Jack Whalen spent two years of his childhood locked in a box barely bigger than the back of a pickup truck. He’s spent countless more nights reliving those memories in his head.
His dreams are violent. He once broke his nose on his bedside table while thrashing against the guards in his sleep.
Tired of feeling helpless, Whalen came home from Ontario last week and built a replica of a solitary confinement cell at the Whitbourne Boys’ Home — complete with the chalk marks he made to count the days he spent inside.
On Monday morning, in the frigid cold and rain, he positioned it outside Confederation Building in St. John’s in hopes the province’s justice minister would see where he spent his formative years.
“I dream of it every night. I’m just looking for some closure,” he said.
The province settled a lawsuit last year with former residents of youth detention centres in Whitbourne and St. John’s. They shelled out $12.5 million to a group of about 110 people.
Jack Whalen was not one of those people. The difference? Whalen was subjected to physical and psychological abuse, whereas the others were victims of sexual abuse.
The province has no statute of limitations on cases of childhood sexual abuse. The same exemptions do not apply to victims of childhood physical abuse. Whalen would have had until his 21st birthday to come forward with a claim, or his 29th birthday if the abuse had been discovered later in life.
Newfoundland and Labrador and New Brunswick are the only provinces to have statutes of limitation for childhood physical abuse.

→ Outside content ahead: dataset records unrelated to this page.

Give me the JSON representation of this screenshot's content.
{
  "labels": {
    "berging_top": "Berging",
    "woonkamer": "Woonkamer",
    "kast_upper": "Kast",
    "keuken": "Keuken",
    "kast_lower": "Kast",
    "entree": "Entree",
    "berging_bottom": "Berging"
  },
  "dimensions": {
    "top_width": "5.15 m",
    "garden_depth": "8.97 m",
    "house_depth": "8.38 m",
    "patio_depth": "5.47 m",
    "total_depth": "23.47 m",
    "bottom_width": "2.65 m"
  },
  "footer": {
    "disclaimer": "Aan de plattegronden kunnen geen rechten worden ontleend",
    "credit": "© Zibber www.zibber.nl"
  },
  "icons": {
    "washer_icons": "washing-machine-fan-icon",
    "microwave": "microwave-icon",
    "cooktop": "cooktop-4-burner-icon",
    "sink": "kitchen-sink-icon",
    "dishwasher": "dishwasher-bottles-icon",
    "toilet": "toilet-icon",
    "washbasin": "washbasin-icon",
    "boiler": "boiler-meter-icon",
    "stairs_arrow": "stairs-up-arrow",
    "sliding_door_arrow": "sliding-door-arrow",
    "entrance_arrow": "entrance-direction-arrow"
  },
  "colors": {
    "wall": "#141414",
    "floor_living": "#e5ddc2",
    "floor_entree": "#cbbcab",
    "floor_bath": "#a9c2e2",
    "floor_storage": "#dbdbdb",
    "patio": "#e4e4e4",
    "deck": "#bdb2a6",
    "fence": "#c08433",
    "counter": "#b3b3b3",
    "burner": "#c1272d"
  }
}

“I really don’t understand why we don’t follow the rest of Canada,” Whalen said. “The other eight provinces have already changed it but Newfoundland and New Brunswick are lagging behind. I really don’t understand why.”
Daughter becomes lawyer
While Jack Whalen is asking the provincial government to change the rules, his daughter has been asking the courts to find them unconstitutional.
Brittany Whalen was 16 when she asked her mother why her father doesn’t help with her homework. That conversation ended with a promise.
“My wife figured it was time to tell her, and told her I grew up at Whitbourne Boys Home and wasn’t allowed to attend school,” Whalen explained.
“I went in with Grade 6 and came out with Grade 6. My daughter was horrified by that and vowed to become a lawyer and take this case to court. She’s done exactly what she said she was going to do, and I’m very proud of her for that.”
She’s now representing her father and intervening on another case before the Supreme Court of Newfoundland and Labrador in which the Limitations Act is being challenged.
Whalen said he appreciates the work being done by his daughter but “the wheels of justice turn slowly.”
After getting some news about his health in Ontario, Whalen decided to come home and find ways to speed up the timeline. He plans to take his solitary confinement cell around the city this week, raising awareness for what he and other children suffered through in Whitbourne.
After that, he said he might drive it all the way to Ottawa.
“We’re going to have to make more noise,” he said.